In [1]:
# Import basic libraries
import numpy as np
import pandas as pd

# Import scrapping libraries
import requests
from bs4 import BeautifulSoup
from selenium import webdriver
from selenium.webdriver.common.keys import Keys
from selenium.webdriver.common.by import By

## Exercise 1
Perform web scraping of two of the three proposed web pages using BeautifulSoup first and Selenium afterwards. 

- http://quotes.toscrape.com

- https://www.bolsamadrid.es

- www.wikipedia.es (do a search first and scrape some content)

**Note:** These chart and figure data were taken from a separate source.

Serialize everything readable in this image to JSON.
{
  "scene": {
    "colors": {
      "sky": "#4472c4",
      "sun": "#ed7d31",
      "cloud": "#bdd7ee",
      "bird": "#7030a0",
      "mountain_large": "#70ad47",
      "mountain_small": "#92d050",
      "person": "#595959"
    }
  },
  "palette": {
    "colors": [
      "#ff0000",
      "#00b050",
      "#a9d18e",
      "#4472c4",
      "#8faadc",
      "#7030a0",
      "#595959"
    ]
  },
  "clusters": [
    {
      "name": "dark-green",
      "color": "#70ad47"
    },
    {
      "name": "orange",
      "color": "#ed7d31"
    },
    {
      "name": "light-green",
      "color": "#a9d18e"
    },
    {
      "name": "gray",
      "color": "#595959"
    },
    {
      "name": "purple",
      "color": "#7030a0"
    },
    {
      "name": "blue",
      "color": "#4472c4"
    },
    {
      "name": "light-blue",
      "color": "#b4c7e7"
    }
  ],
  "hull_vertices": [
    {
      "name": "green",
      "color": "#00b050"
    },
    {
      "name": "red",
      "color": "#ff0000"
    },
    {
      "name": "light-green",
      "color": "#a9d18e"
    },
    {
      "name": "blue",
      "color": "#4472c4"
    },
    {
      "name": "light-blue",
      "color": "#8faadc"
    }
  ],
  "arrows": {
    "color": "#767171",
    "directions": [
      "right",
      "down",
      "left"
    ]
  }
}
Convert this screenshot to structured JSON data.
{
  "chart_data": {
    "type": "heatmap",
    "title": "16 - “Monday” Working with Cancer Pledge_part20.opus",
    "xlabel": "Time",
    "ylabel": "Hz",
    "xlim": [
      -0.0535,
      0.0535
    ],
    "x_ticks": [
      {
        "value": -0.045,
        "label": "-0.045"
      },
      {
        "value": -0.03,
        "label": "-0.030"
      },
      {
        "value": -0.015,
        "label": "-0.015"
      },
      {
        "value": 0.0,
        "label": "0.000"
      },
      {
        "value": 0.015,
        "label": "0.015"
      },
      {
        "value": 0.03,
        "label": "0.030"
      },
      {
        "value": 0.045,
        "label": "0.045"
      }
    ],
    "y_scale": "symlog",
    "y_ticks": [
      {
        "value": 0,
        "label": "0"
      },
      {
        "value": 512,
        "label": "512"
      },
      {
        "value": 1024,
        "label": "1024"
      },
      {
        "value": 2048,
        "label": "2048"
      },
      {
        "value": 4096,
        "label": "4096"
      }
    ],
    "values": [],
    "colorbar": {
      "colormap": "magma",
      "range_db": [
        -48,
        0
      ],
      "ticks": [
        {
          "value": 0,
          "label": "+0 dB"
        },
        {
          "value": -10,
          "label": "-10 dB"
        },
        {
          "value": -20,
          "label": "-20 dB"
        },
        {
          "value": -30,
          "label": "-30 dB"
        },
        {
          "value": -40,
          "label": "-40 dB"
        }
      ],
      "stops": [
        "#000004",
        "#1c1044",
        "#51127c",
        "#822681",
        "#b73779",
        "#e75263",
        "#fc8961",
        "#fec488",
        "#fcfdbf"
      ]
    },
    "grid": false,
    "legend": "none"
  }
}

### The websites I have chosen to do the scraping will be Quotes.toscrape and wikipedia

- This is a dating site for famous people.
- Each quote has several tags related to the text.
- You have the option of clicking on a link (about) to learn more about the author of each quote.
- You have the option to go to the next or previous page by clicking a link.
- Each page has 10 cities

**Initial Observations**

Whether we view it directly on the web page using developer tools or examine it here in our notebook, we can already discern some structures that will help us create functions to "clean" or extract only the information we're interested in. Personally, this initial phase or step 0 seems easier to do on the web page itself.

- `<html lang="en">`: I deduce that this indicates the language in which the page is written.
- `<head>`: We see that this section contains the code for the page title, with the `<title>` code highlighting the title.
- `<body>`: This section displays the main part of the page.
- `<div class>`: It separates content by the "class" attribute and its value (e.g., `class="xx"`).
- `<span class="text" itemprop="text">`: Within this code, we find the text of the quotes.
- `<small class="author" itemprop="author">`: Within the same `div` class, it presents another section, in this case, the name of the author.
- `<a href...>`: This is the link that will take us to a new page for more information about the author if we click "about."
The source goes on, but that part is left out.